Multiple mechanisms may be exploited for a therapeutic intervention that are multifactorial and dynamic, meaning dependent on the quality, quantity and timing of the inflammatory process [1]. Genetic and epigenetic factors may play a role, as do cytokines and numerous growth factors [1]. The gut is unique in its exposure to environmental factors and we now begin to understand that those, including the microbiota, smoking or dietary components, could also drive fibrogenesis [14]. It is apparent that tissue damage, once established, may progress in the absence of inflammation [1, 15]. This is highly relevant as it may explain, why conventional anti-inflammatory therapies do not seem to be able to prevent fibrostenosis. Understanding mechanisms mediating this process, such as cell to matrix interactions or tissue mechanoproperties could offer future therapies. The chief pro-fibrotic cell type, the mesenchymal cell, can arise from a variety of sources in IBD, including cellular transformation, proliferation of local fibroblasts, intestinal stellate cells or circulating precursors, so called fibrocytes [1]. Preventing the accumulation of mesenchymal cells, rather than controlling their activation could be used to prevent or treat fibrosis.

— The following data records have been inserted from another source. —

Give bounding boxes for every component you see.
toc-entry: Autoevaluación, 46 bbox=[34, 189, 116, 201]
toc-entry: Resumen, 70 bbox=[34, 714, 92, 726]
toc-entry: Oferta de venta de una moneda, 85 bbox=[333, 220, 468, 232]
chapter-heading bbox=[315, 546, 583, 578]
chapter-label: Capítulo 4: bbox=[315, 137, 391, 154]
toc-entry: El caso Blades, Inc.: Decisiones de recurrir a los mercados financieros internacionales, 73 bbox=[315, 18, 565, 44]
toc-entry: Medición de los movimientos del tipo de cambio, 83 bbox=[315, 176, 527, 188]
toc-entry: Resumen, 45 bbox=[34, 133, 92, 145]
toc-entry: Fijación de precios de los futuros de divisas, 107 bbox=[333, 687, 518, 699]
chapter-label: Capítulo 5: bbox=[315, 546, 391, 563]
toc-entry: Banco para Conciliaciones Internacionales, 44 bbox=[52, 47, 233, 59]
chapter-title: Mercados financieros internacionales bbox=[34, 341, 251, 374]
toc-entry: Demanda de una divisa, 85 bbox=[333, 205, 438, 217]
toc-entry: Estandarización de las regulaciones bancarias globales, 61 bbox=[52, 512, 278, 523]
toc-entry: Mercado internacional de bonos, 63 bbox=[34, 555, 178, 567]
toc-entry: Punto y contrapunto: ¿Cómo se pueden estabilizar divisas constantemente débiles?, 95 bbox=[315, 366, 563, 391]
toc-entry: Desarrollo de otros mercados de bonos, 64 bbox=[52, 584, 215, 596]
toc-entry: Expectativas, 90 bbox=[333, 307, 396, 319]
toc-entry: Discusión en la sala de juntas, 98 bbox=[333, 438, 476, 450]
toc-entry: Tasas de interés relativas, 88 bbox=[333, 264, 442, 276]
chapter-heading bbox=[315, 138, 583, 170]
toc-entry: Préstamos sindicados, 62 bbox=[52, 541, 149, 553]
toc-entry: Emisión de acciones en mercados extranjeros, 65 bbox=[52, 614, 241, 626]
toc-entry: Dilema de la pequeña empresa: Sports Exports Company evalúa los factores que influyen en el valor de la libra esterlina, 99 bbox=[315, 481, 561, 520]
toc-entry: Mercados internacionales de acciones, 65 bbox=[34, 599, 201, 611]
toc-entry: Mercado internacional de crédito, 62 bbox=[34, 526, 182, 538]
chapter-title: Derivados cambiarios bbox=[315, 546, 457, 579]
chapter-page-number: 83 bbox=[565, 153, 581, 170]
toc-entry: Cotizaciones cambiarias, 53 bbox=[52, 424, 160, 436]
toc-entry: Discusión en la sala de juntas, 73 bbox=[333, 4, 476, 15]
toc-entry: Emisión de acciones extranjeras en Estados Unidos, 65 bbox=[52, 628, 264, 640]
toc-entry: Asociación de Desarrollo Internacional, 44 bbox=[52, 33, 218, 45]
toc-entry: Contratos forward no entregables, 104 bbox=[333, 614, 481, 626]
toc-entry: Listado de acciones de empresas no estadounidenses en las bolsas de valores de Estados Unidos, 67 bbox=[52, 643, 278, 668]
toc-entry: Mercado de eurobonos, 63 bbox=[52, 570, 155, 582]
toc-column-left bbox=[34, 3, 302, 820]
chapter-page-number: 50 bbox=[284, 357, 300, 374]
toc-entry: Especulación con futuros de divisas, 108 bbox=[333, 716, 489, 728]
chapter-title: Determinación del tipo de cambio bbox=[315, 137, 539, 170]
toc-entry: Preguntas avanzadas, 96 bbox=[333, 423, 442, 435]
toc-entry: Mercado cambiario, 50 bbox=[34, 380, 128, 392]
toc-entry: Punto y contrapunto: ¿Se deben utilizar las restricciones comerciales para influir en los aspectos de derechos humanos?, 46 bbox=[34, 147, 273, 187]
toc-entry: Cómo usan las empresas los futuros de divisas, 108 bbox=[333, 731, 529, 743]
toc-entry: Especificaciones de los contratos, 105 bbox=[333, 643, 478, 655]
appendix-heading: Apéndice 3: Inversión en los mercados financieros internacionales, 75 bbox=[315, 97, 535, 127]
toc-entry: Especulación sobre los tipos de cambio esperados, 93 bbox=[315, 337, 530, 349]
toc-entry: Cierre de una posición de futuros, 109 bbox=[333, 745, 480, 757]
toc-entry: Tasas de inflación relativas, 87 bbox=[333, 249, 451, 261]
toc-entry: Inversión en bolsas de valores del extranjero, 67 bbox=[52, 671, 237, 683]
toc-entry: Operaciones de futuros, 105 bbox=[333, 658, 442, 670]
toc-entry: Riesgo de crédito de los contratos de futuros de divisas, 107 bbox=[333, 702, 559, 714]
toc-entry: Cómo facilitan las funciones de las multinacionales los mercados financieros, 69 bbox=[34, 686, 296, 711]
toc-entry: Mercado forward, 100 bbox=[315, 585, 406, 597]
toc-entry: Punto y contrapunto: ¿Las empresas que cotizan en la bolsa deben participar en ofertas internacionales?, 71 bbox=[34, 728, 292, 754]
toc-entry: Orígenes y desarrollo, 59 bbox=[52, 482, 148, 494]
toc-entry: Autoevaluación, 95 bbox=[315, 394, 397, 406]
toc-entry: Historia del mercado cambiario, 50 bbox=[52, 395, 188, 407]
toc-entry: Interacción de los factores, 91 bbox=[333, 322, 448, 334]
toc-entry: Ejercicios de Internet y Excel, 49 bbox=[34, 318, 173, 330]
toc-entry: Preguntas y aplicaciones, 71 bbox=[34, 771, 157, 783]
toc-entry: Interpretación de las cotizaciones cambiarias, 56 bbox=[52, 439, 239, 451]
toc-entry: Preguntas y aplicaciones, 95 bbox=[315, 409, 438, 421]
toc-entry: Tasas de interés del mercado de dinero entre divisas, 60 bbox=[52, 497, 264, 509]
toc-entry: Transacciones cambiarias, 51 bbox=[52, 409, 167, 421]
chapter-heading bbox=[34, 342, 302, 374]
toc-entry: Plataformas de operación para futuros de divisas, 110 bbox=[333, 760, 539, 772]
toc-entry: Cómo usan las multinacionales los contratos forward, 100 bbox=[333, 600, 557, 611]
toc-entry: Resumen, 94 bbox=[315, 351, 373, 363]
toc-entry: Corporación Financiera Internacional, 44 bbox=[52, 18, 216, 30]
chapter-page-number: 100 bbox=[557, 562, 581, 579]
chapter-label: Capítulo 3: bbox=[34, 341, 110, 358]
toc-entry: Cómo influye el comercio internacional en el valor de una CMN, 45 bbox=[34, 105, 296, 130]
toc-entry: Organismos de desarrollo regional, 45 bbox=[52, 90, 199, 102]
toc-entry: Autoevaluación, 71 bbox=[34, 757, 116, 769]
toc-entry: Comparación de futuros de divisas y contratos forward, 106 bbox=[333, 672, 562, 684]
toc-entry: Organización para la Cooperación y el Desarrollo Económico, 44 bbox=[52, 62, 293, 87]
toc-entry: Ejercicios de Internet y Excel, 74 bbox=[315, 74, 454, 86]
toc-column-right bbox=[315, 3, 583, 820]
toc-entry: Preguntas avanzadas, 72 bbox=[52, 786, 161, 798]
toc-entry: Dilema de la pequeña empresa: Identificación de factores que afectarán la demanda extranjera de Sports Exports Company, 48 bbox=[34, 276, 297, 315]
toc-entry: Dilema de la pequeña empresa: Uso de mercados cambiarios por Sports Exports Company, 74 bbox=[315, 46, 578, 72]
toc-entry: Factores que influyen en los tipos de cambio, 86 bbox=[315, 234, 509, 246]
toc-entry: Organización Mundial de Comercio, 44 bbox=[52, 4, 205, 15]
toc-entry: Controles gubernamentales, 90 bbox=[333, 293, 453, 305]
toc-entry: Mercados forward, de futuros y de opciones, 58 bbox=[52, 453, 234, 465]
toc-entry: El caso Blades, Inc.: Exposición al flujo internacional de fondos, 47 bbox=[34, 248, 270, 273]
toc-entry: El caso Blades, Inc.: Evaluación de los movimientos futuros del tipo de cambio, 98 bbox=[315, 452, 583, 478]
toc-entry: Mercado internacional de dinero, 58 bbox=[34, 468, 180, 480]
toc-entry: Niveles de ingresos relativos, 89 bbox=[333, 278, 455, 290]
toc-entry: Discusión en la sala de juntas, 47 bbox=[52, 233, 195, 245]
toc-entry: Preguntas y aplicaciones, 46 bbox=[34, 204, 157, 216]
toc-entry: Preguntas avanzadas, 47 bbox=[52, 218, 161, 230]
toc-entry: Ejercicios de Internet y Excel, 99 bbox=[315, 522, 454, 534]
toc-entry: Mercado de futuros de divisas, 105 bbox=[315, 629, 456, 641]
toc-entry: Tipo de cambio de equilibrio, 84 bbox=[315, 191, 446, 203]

Despite the large clinical problem and possible reversibility of fibrosis, as well as known mechanisms of fibrosis the progress of developing novel anti-fibrotic drugs in IBD has been slow. This could be explained by multiple obstacles: we are missing accurate biomarkers to predict, which patients develop fibrostenosis or what the fibrotic burden of each individual patient is at any given time [16]. The current phenotype classifications are only grouping patients, based on their clinical symptoms, therefore missing clinically silent fibrostenosis. Biomarker studies are based on patient populations using solely clinical classifications and hence are bound to be inaccurate. We are currently lacking imaging tools to quantify fibrosis or separate fibrosis from inflammation [17]. Major progress is occurring, including validation of radiologic endpoints for clinical trials. The time from disease diagnosis to stricture detection is long and hence a clinical trial would need to be large, long and hence very expensive, an investment that pharmaceutical companies were shying back from to date.

How do we make progress in the area of fibrostenosing IBD: we need to continue to discover novel mechanisms of fibrogenesis. Learning from other intestinal diseases with wound healing abnormalities, such as intraabdominal adhesions or fistulizing disease, or from fibrotic disease of other organs will fuel progress. International interest groups are forming to develop and validate biomarkers and clinical trial endpoints, with the goal to use those in proof of concept clinical trials and make the field of intestinal fibrogenesis a ‘Cinderella-story’. This book is intended to discuss all the above-mentioned concepts in depth and provide the reader with the necessary tools to understand obstacles and promises in the area of stricture formation in IBD.

In summary, intestinal stricture formation due to fibrosis remains one of largest unresolved obstacles in IBD. Current therapy is insufficient and no specific anti-fibrotic approach is available. Significant progress is made to overcome the challenges to develop novel anti-fibrotic bringing anti-fibrotic therapies within reach.